Big news yesterday and today on the tariff front. Yesterday, the U.S. Court of International Trade ruled that President Trump’s “Worldwide and Retaliatory Tariffs” and “Trafficking Tariffs” on goods from Mexico and Canada exceed the authority delegated to him by Congress. The administration immediately appealed that ruling, and today it was stayed by the Federal Circuit pending further litigation. So the tariffs remain in place, for the moment.

The Constitution gives Congress, not the president, the power to “lay and collect
Taxes, Duties, Imposts and Excises,” and to “regulate Commerce with foreign Nations.” By statute, Congress has delegated some of that authority to the president. The issue in the case before the Court of International Trade was the extent of that delegation.

You can read the court’s opinion, which is lengthy and rather technical, here. I am not an expert in this area of the law, but to me the decision seems plausible, and likely correct. It was a 3-0 decision, so there was no dissent–something that is useful in assessing the strength of nearly any court decision. The court points out that it would clearly be unconstitutional for Congress to delegate all of its authority over tariffs to the executive branch. So the question is, what is the scope of Congress’s statutory delegation, and does it cover the tariffs Trump has imposed?

This is not a case where the Democrats have shopped for a partisan judge to obtain a political but legally indefensible order. The three International Trade judges who decided the case are quite distinguished, and they include one Obama appointee, one Trump appointee, and one Reagan appointee.

This case will be fought out in the courts for some time to come. It is notable that the stock markets barely reacted at all to the Court of International Trade’s ruling.

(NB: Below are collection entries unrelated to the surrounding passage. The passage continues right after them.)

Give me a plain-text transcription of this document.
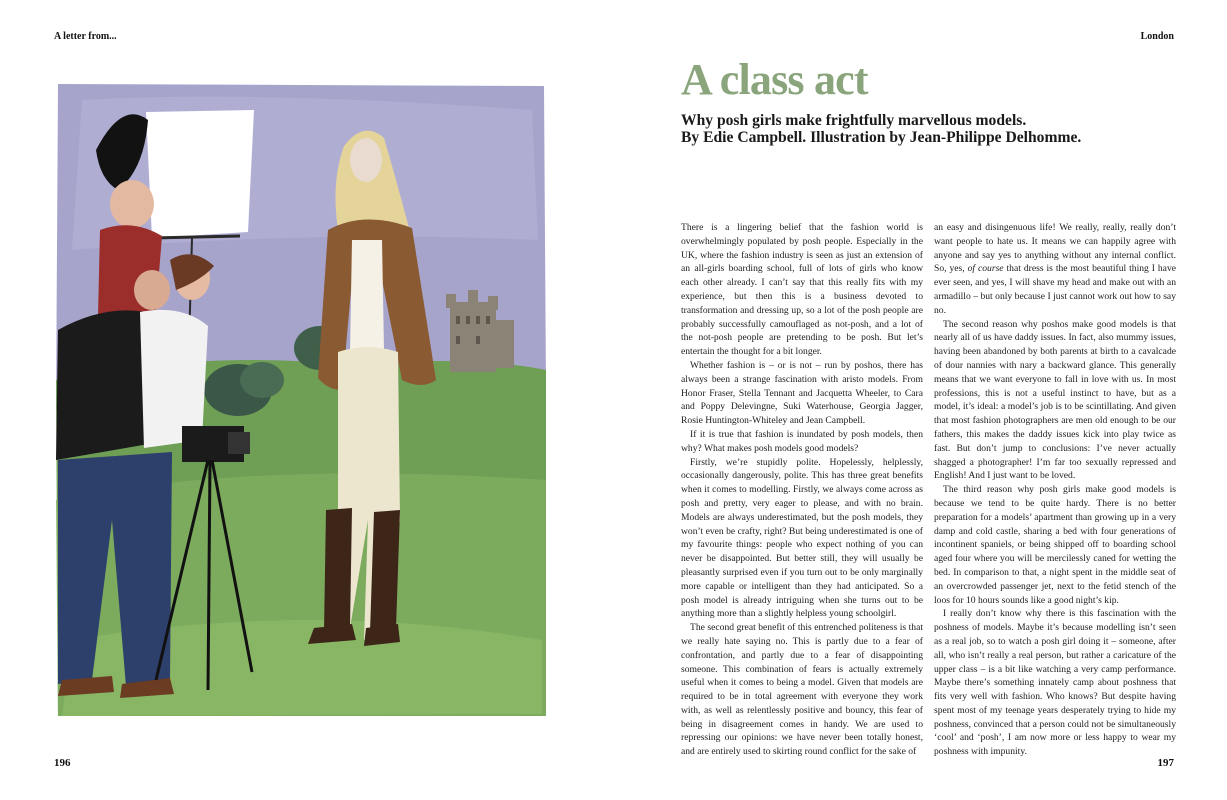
A letter from...
196
London
A class act
Why posh girls make frightfully marvellous models.
By Edie Campbell. Illustration by Jean-Philippe Delhomme.

There is a lingering belief that the fashion world is overwhelmingly populated by posh people. Especially in the UK, where the fashion industry is seen as just an extension of an all-girls boarding school, full of lots of girls who know each other already. I can’t say that this really fits with my experience, but then this is a business devoted to transformation and dressing up, so a lot of the posh people are probably successfully camouflaged as not-posh, and a lot of the not-posh people are pretending to be posh. But let’s entertain the thought for a bit longer.

Whether fashion is – or is not – run by poshos, there has always been a strange fascination with aristo models. From Honor Fraser, Stella Tennant and Jacquetta Wheeler, to Cara and Poppy Delevingne, Suki Waterhouse, Georgia Jagger, Rosie Huntington-Whiteley and Jean Campbell.

If it is true that fashion is inundated by posh models, then why? What makes posh models good models?

Firstly, we’re stupidly polite. Hopelessly, helplessly, occasionally dangerously, polite. This has three great benefits when it comes to modelling. Firstly, we always come across as posh and pretty, very eager to please, and with no brain. Models are always underestimated, but the posh models, they won’t even be crafty, right? But being underestimated is one of my favourite things: people who expect nothing of you can never be disappointed. But better still, they will usually be pleasantly surprised even if you turn out to be only marginally more capable or intelligent than they had anticipated. So a posh model is already intriguing when she turns out to be anything more than a slightly helpless young schoolgirl.

The second great benefit of this entrenched politeness is that we really hate saying no. This is partly due to a fear of confrontation, and partly due to a fear of disappointing someone. This combination of fears is actually extremely useful when it comes to being a model. Given that models are required to be in total agreement with everyone they work with, as well as relentlessly positive and bouncy, this fear of being in disagreement comes in handy. We are used to repressing our opinions: we have never been totally honest, and are entirely used to skirting round conflict for the sake of

an easy and disingenuous life! We really, really, really don’t want people to hate us. It means we can happily agree with anyone and say yes to anything without any internal conflict. So, yes, of course that dress is the most beautiful thing I have ever seen, and yes, I will shave my head and make out with an armadillo – but only because I just cannot work out how to say no.

The second reason why poshos make good models is that nearly all of us have daddy issues. In fact, also mummy issues, having been abandoned by both parents at birth to a cavalcade of dour nannies with nary a backward glance. This generally means that we want everyone to fall in love with us. In most professions, this is not a useful instinct to have, but as a model, it’s ideal: a model’s job is to be scintillating. And given that most fashion photographers are men old enough to be our fathers, this makes the daddy issues kick into play twice as fast. But don’t jump to conclusions: I’ve never actually shagged a photographer! I’m far too sexually repressed and English! And I just want to be loved.

The third reason why posh girls make good models is because we tend to be quite hardy. There is no better preparation for a models’ apartment than growing up in a very damp and cold castle, sharing a bed with four generations of incontinent spaniels, or being shipped off to boarding school aged four where you will be mercilessly caned for wetting the bed. In comparison to that, a night spent in the middle seat of an overcrowded passenger jet, next to the fetid stench of the loos for 10 hours sounds like a good night’s kip.

I really don’t know why there is this fascination with the poshness of models. Maybe it’s because modelling isn’t seen as a real job, so to watch a posh girl doing it – someone, after all, who isn’t really a real person, but rather a caricature of the upper class – is a bit like watching a very camp performance. Maybe there’s something innately camp about poshness that fits very well with fashion. Who knows? But despite having spent most of my teenage years desperately trying to hide my poshness, convinced that a person could not be simultaneously ‘cool’ and ‘posh’, I am now more or less happy to wear my poshness with impunity.

197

That suggests that investors understand that we have a long way to go in the judicial process, and perhaps the anxiety over trade that drove market gyrations a couple of months ago was overblown.

At the moment, the administration is in the midst of negotiating new trade deals with many foreign nations. Trump’s tariffs were intended mostly to give him a starting point for negotiations. The most practical impact of the Court of International Trade Court’s ruling is that it weakens Trump’s hand in those negotiations. But perhaps foreign governments, like stock market investors, will not over-react to a single court decision, whether it is well-founded or not.